Le verre entre les mains du vampire explose alors qu'il se retourne vivement, croisant le regard d'Elisabeth.

Elle sait des choses. Elle aura des réponses, elle est la fille d'un ancien qui ne connait que trop bien son Sire.

La rage passe dans les yeux d'Alexandre alors qu'il la sent se jouer de lui et, bien plus vite que ce que la comtesse ne pourra jamais faire, il attrape sa gorge, serrant avec violence, la plaquant contre la fenêtre. Le meurtre de vampire, il a déjà tant donné alors qu'il expliquait dans le sang et les cris à Abigaël la chasse. Mais maintenant, cette dernière est surement entre les mains de Salazar, volée, enchainée. Jamais elle n'est restée si longtemps sans lui donner de nouvelles. Jamais elle n'a disparu pour de bon, quand bien même il la corrigeait pour ce qu'elle faisait. Jamais elle n'est partie, trop attachée à lui.

Sa main autour de la gorge serre un peu plus, jusqu'à arracher un cri à Elisabeth. La comtesse sait des choses, la comtesse sait toujours ce qu'il se passe.

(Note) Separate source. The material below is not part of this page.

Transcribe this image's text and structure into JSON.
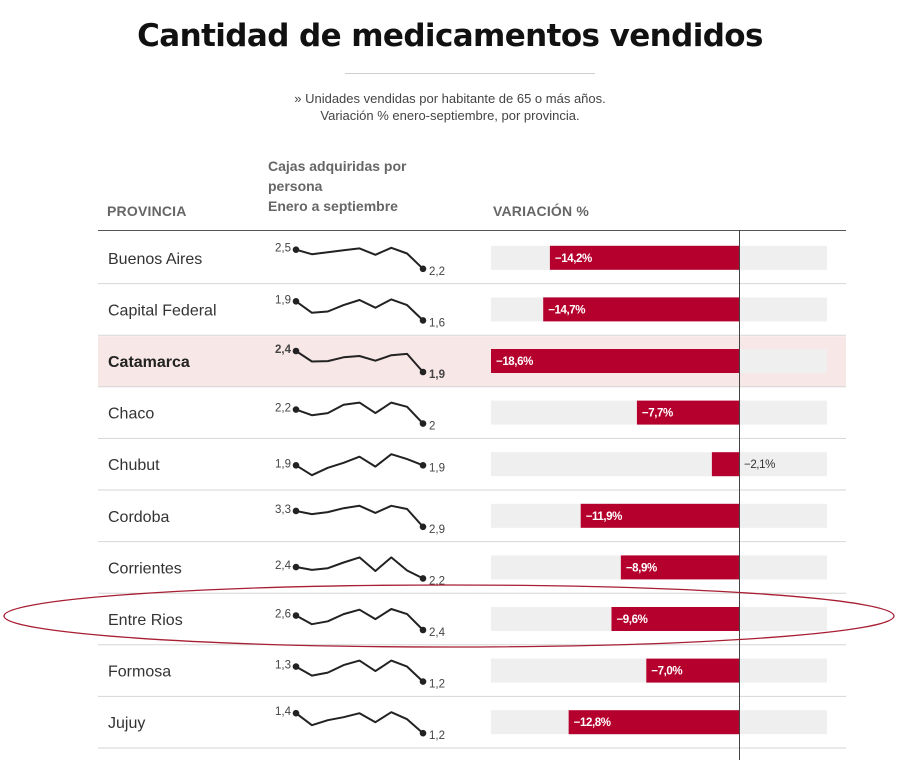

— Qu'est-ce qu'il fout ici ?! gronde Alexandre.

La flamme de la folie s'allume dans ses prunelles, et il appuie un peu plus sur la gorge blessée, presque à entendre les os craquer.

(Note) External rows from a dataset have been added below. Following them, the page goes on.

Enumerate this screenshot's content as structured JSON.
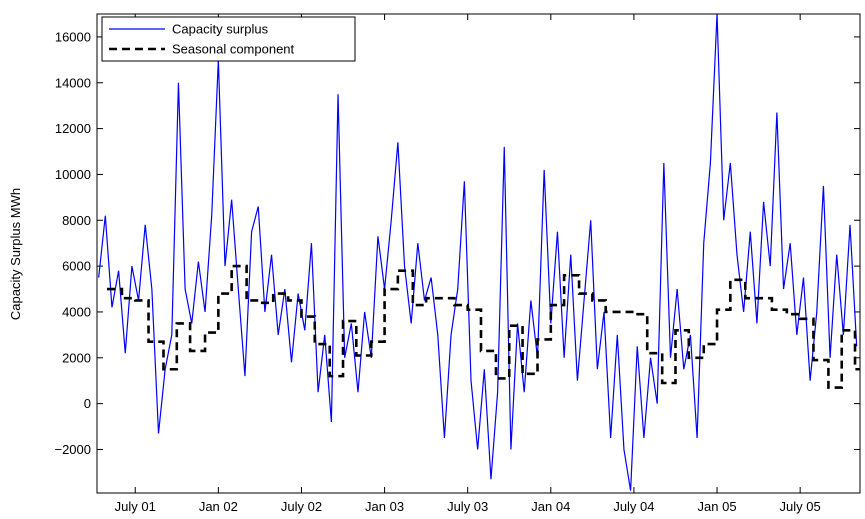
{
  "chart_data": {
    "type": "line",
    "y_label": "Capacity Surplus MWh",
    "xlim": [
      2001.27,
      2005.86
    ],
    "ylim": [
      -3900,
      17000
    ],
    "xticks": [
      {
        "value": 2001.5,
        "label": "July 01"
      },
      {
        "value": 2002,
        "label": "Jan 02"
      },
      {
        "value": 2002.5,
        "label": "July 02"
      },
      {
        "value": 2003,
        "label": "Jan 03"
      },
      {
        "value": 2003.5,
        "label": "July 03"
      },
      {
        "value": 2004,
        "label": "Jan 04"
      },
      {
        "value": 2004.5,
        "label": "July 04"
      },
      {
        "value": 2005,
        "label": "Jan 05"
      },
      {
        "value": 2005.5,
        "label": "July 05"
      }
    ],
    "yticks": [
      {
        "value": -2000,
        "label": "−2000"
      },
      0,
      2000,
      4000,
      6000,
      8000,
      10000,
      12000,
      14000,
      16000
    ],
    "grid": false,
    "legend": "upper-left",
    "series": [
      {
        "name": "Capacity surplus",
        "color": "#0000ff",
        "linestyle": "solid",
        "drawstyle": "default",
        "x": [
          2001.28,
          2001.32,
          2001.36,
          2001.4,
          2001.44,
          2001.48,
          2001.52,
          2001.56,
          2001.6,
          2001.64,
          2001.68,
          2001.72,
          2001.76,
          2001.8,
          2001.84,
          2001.88,
          2001.92,
          2001.96,
          2002,
          2002.04,
          2002.08,
          2002.12,
          2002.16,
          2002.2,
          2002.24,
          2002.28,
          2002.32,
          2002.36,
          2002.4,
          2002.44,
          2002.48,
          2002.52,
          2002.56,
          2002.6,
          2002.64,
          2002.68,
          2002.72,
          2002.76,
          2002.8,
          2002.84,
          2002.88,
          2002.92,
          2002.96,
          2003,
          2003.04,
          2003.08,
          2003.12,
          2003.16,
          2003.2,
          2003.24,
          2003.28,
          2003.32,
          2003.36,
          2003.4,
          2003.44,
          2003.48,
          2003.52,
          2003.56,
          2003.6,
          2003.64,
          2003.68,
          2003.72,
          2003.76,
          2003.8,
          2003.84,
          2003.88,
          2003.92,
          2003.96,
          2004,
          2004.04,
          2004.08,
          2004.12,
          2004.16,
          2004.2,
          2004.24,
          2004.28,
          2004.32,
          2004.36,
          2004.4,
          2004.44,
          2004.48,
          2004.52,
          2004.56,
          2004.6,
          2004.64,
          2004.68,
          2004.72,
          2004.76,
          2004.8,
          2004.84,
          2004.88,
          2004.92,
          2004.96,
          2005,
          2005.04,
          2005.08,
          2005.12,
          2005.16,
          2005.2,
          2005.24,
          2005.28,
          2005.32,
          2005.36,
          2005.4,
          2005.44,
          2005.48,
          2005.52,
          2005.56,
          2005.6,
          2005.64,
          2005.68,
          2005.72,
          2005.76,
          2005.8,
          2005.84
        ],
        "values": [
          5500,
          8200,
          4200,
          5800,
          2200,
          6000,
          4500,
          7800,
          5000,
          -1300,
          1500,
          3000,
          14000,
          5000,
          3500,
          6200,
          4000,
          8200,
          15000,
          6000,
          8900,
          5000,
          1200,
          7500,
          8600,
          4000,
          6500,
          3000,
          5000,
          1800,
          4800,
          3200,
          7000,
          500,
          3000,
          -800,
          13500,
          2000,
          3500,
          500,
          4000,
          2000,
          7300,
          5000,
          8000,
          11400,
          6000,
          3500,
          7000,
          4500,
          5500,
          3000,
          -1500,
          3000,
          5000,
          9700,
          1000,
          -2000,
          1500,
          -3300,
          500,
          11200,
          -2000,
          3500,
          500,
          4500,
          2000,
          10200,
          3500,
          7500,
          2000,
          6500,
          1000,
          4500,
          8000,
          1500,
          4000,
          -1500,
          3000,
          -2000,
          -3800,
          2500,
          -1500,
          2000,
          0,
          10500,
          2000,
          5000,
          1500,
          3000,
          -1500,
          7000,
          10500,
          17000,
          8000,
          10500,
          6500,
          4000,
          7500,
          3500,
          8800,
          6000,
          12700,
          5000,
          7000,
          3000,
          5500,
          1000,
          4000,
          9500,
          2000,
          6500,
          3000,
          7800,
          2500
        ]
      },
      {
        "name": "Seasonal component",
        "color": "#000000",
        "linestyle": "dashed",
        "drawstyle": "steps",
        "x": [
          2001.33,
          2001.42,
          2001.5,
          2001.58,
          2001.67,
          2001.75,
          2001.83,
          2001.92,
          2002,
          2002.08,
          2002.17,
          2002.25,
          2002.33,
          2002.42,
          2002.5,
          2002.58,
          2002.67,
          2002.75,
          2002.83,
          2002.92,
          2003,
          2003.08,
          2003.17,
          2003.25,
          2003.33,
          2003.42,
          2003.5,
          2003.58,
          2003.67,
          2003.75,
          2003.83,
          2003.92,
          2004,
          2004.08,
          2004.17,
          2004.25,
          2004.33,
          2004.42,
          2004.5,
          2004.58,
          2004.67,
          2004.75,
          2004.83,
          2004.92,
          2005,
          2005.08,
          2005.17,
          2005.25,
          2005.33,
          2005.42,
          2005.5,
          2005.58,
          2005.67,
          2005.75,
          2005.83
        ],
        "values": [
          5000,
          4600,
          4500,
          2700,
          1500,
          3500,
          2300,
          3100,
          4800,
          6000,
          4500,
          4400,
          4800,
          4500,
          3800,
          2600,
          1200,
          3600,
          2100,
          2700,
          5000,
          5800,
          4300,
          4600,
          4600,
          4300,
          4100,
          2300,
          1100,
          3400,
          1300,
          2800,
          4300,
          5600,
          4800,
          4500,
          4000,
          4000,
          3900,
          2200,
          900,
          3200,
          2000,
          2600,
          4100,
          5400,
          4600,
          4600,
          4100,
          3900,
          3700,
          1900,
          700,
          3200,
          1500
        ]
      }
    ]
  }
}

— Dis-moi tout ce que tu sais Elisabeth, ordonne-t-il. Le moindre mot. Comment sais-tu que ce monstre est encore en vie ?! Où est-il ?!

La fureur se mêle à la folie, emplie de cette peur sourde qui le prend aux tripes et qui refuse de le lâcher.

Alexandre n'a jamais fui. Il a tué, dès que l'occasion s'est présentée. Cette fois, ce n'est pourtant plus un, mais deux vampires qu'il a à ses trousses. Cette fois, il ne pourra s'aider de l'amour d'une sœur trop jeune pour voir la vérité derrière les prunelles bleutées de l'immortel. Non, Eve doit suivre leur Sire comme son ombre. C'est surement elle qui l'a sauvé. Elle qui l'a arraché des griffes de la mort.

Le piège s'est refermé autour de lui et il ne l'a même pas sentit venir, il n'a pas vu le filet de l'araignée l'entourer.

Il relève un peu plus Elisabeth, plantant son regard dans celui de la comtesse. Il sent son pouvoir qu'elle tente d'appeler, mais la force qu'il met dans sa poigne est bien plus efficace que tous les dons sombres qu'il connait.

— Comment sais-tu ça Elisabeth ?!

Le cou de l'immortelle craque, sous le regard de feu d'Alexandre. La comtesse ne semble pas prête à parler et un sourire étire ses lèvres pleines. Juste au moment où une nouvelle présence attire l'attention d'Alexandre. Juste alors qu'il sent sur sa nuque le souffle glacé d'un autre immortel.

—Eh bien, Alexandre, voilà une façon  bien étrange de poser des questions. Lâche là,veux-tu.